After Manila: Control and chaos
VG.R and Wings wouldn't compete at the same LAN until The Manila Major, but between Shanghai and The International, they played each other more than any other two top Chinese teams. They split 11 series into 28 games, nearly always trading games.
But as time went on, Wings continued to grow, and the meta flowed in their favor. Their brutally fast execution and unpredictable drafting gave them an edge against Newbee and LGD, two of their top opponents in the region. VG.R, meanwhile, suffered from being too middle-of-the-road. While every other team in China had a unique approach to Dota, VG.R seemed to be a potpourri of ideas from the other teams.

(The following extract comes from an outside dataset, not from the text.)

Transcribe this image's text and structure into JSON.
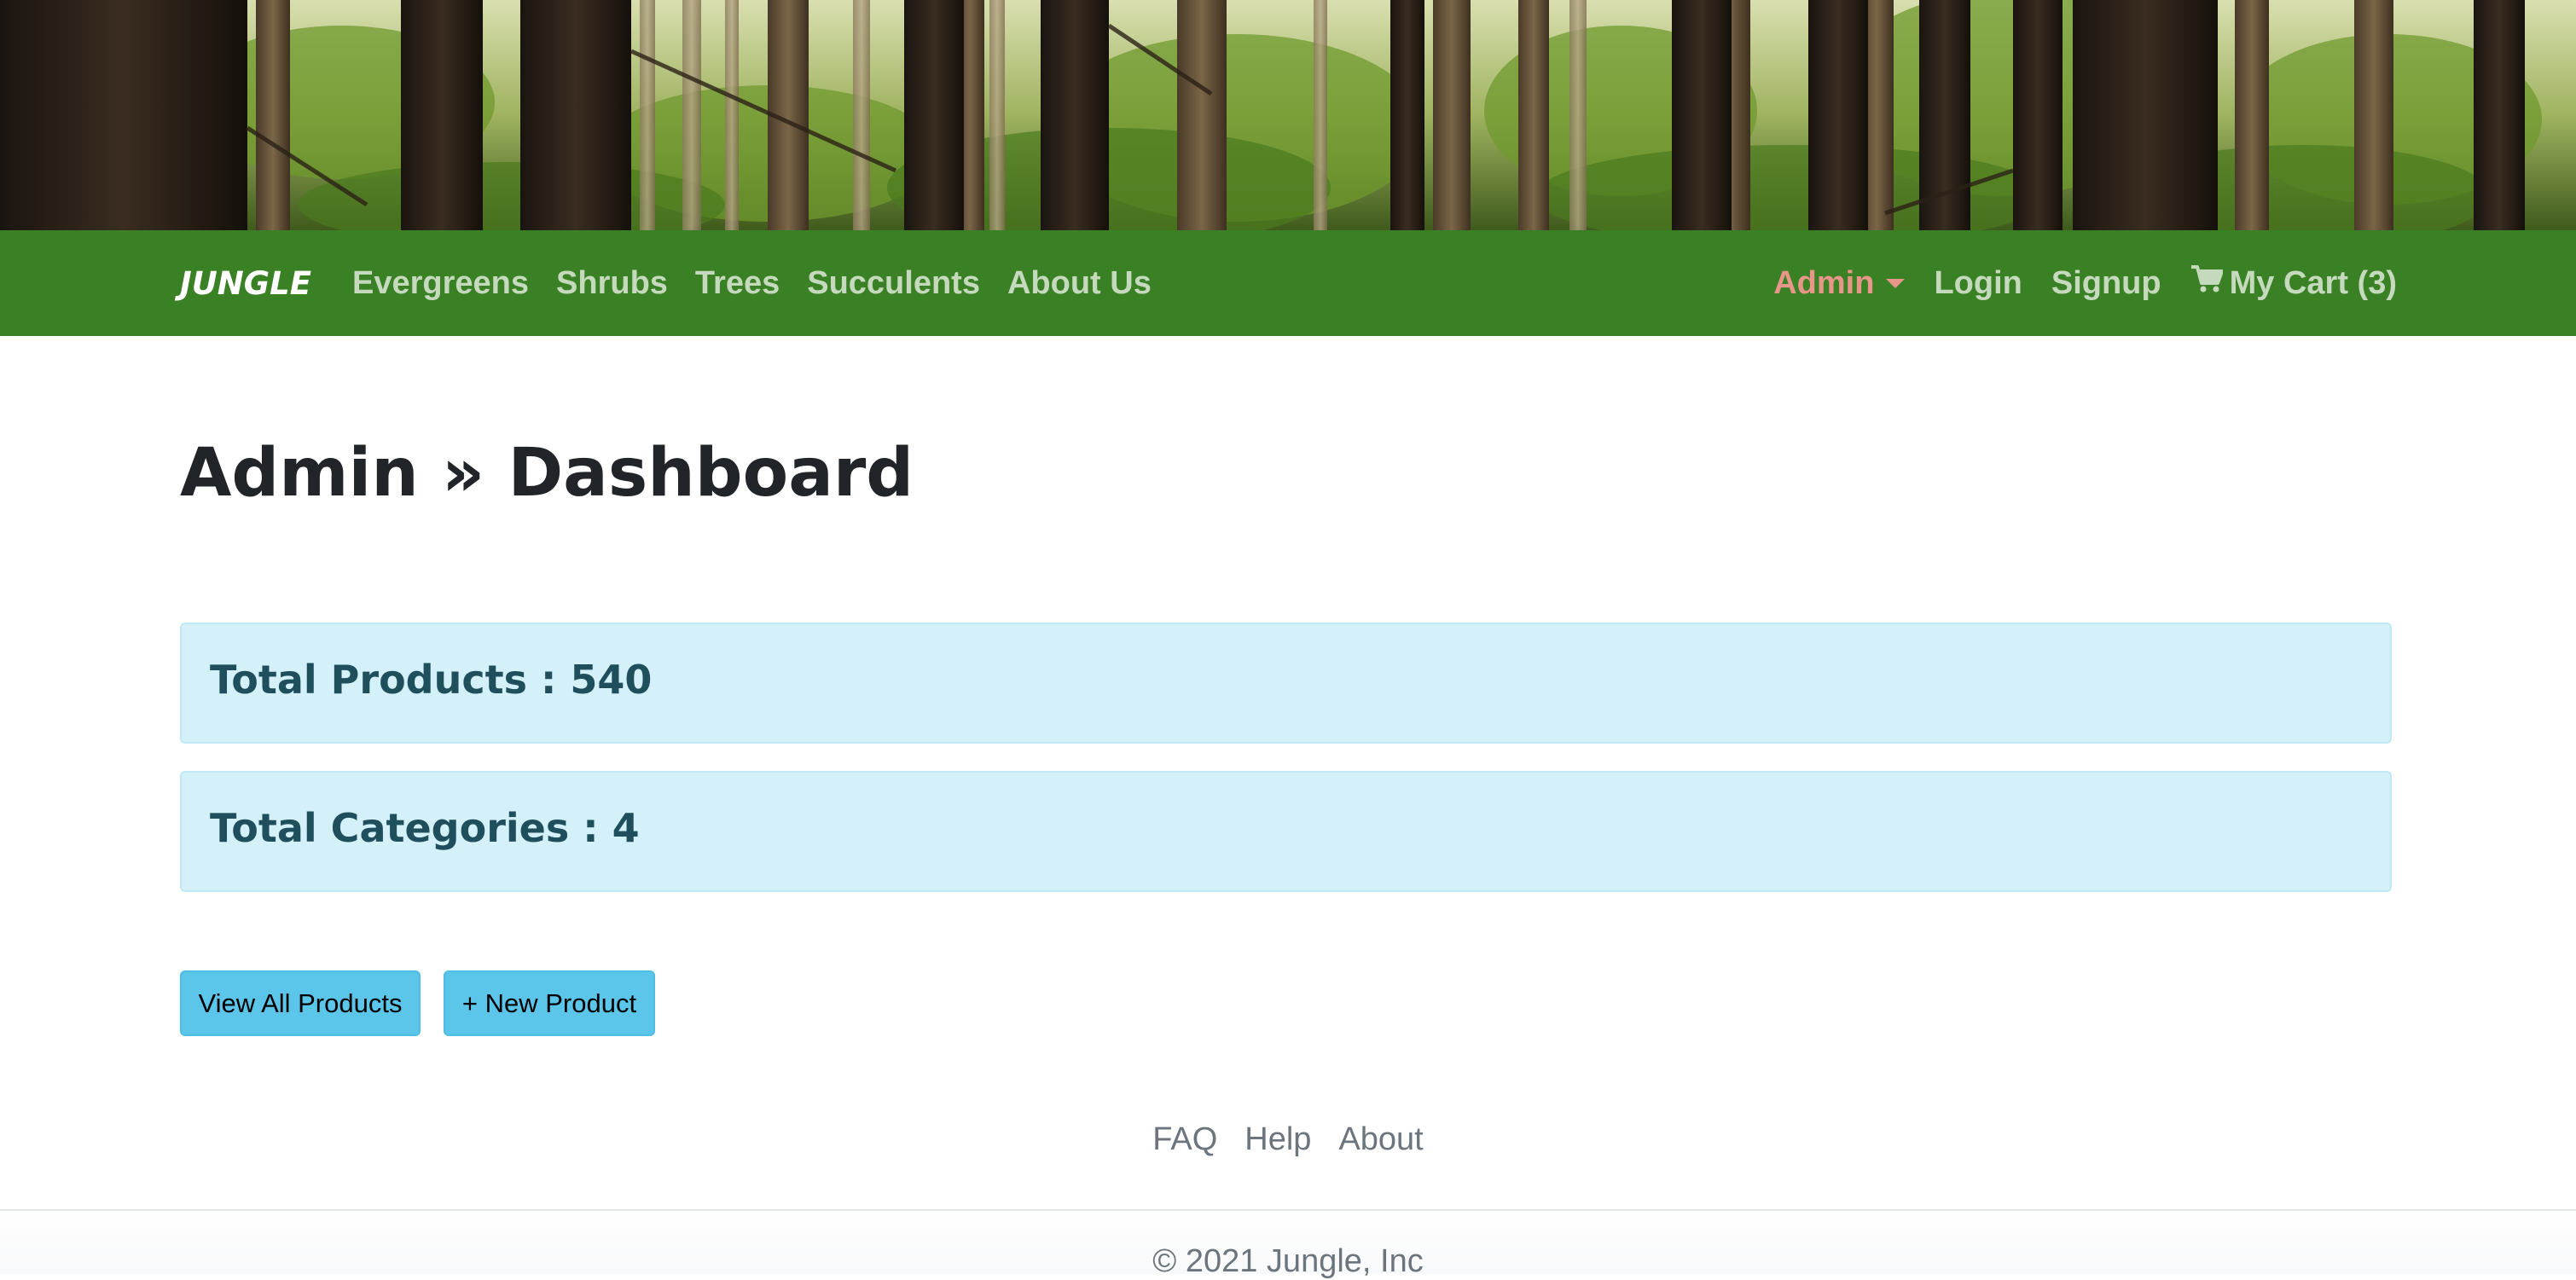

Although their individual execution with specific heroes or strategies may have been superior, Chinese opponents were already able to counter nearly everything VG.R brought to the table after practicing against other teams.
The strategies Wings employ against VG.R have an especially creative twist. Not only does the whole team, barring iceice, average over 3 KDA, but both Shadow and bLink average over 550 GPM. Wings keep a more even distribution of kill participation, largely due to a much faster collapse out of the laning phase and into aggression. When they take the advantage, they strip control away from the map in a way that's been difficult to do since the 6.82 comeback mechanics were added.
VG.R, on the other hand, average much lower GPMs and KDAs on their supports, concentrating resources more on their carry, END, who as a result has an average KDA approaching 6. The win conditions they set up aren’t tightly grouped in a specific phase of the game, but they tend to require better execution with fewer resources going to fy and DDC.
VG.R’s reliance on their most experienced members frames the rivalry between these teams. At the heart of their contest is a difference of philosophy: should new players make their own way? Or are they honed by the guidance of others? Does a new metagame spring from the creativity of inexperience, or the fusion of passion with wisdom? Is success the result of stability or recalibration?
Now these rivals struggle against each other as they look forward to The International. With LGD, Newbee and possibly even EHOME able to rekindle a legacy of success in the region, it's likely that only one of the upstart squads will be able to use The International to create an indelible claim of their own. But if either of these teams can earn a place in the Top 4 at The International, they will have proven that they deserve a place on the Chinese pantheon.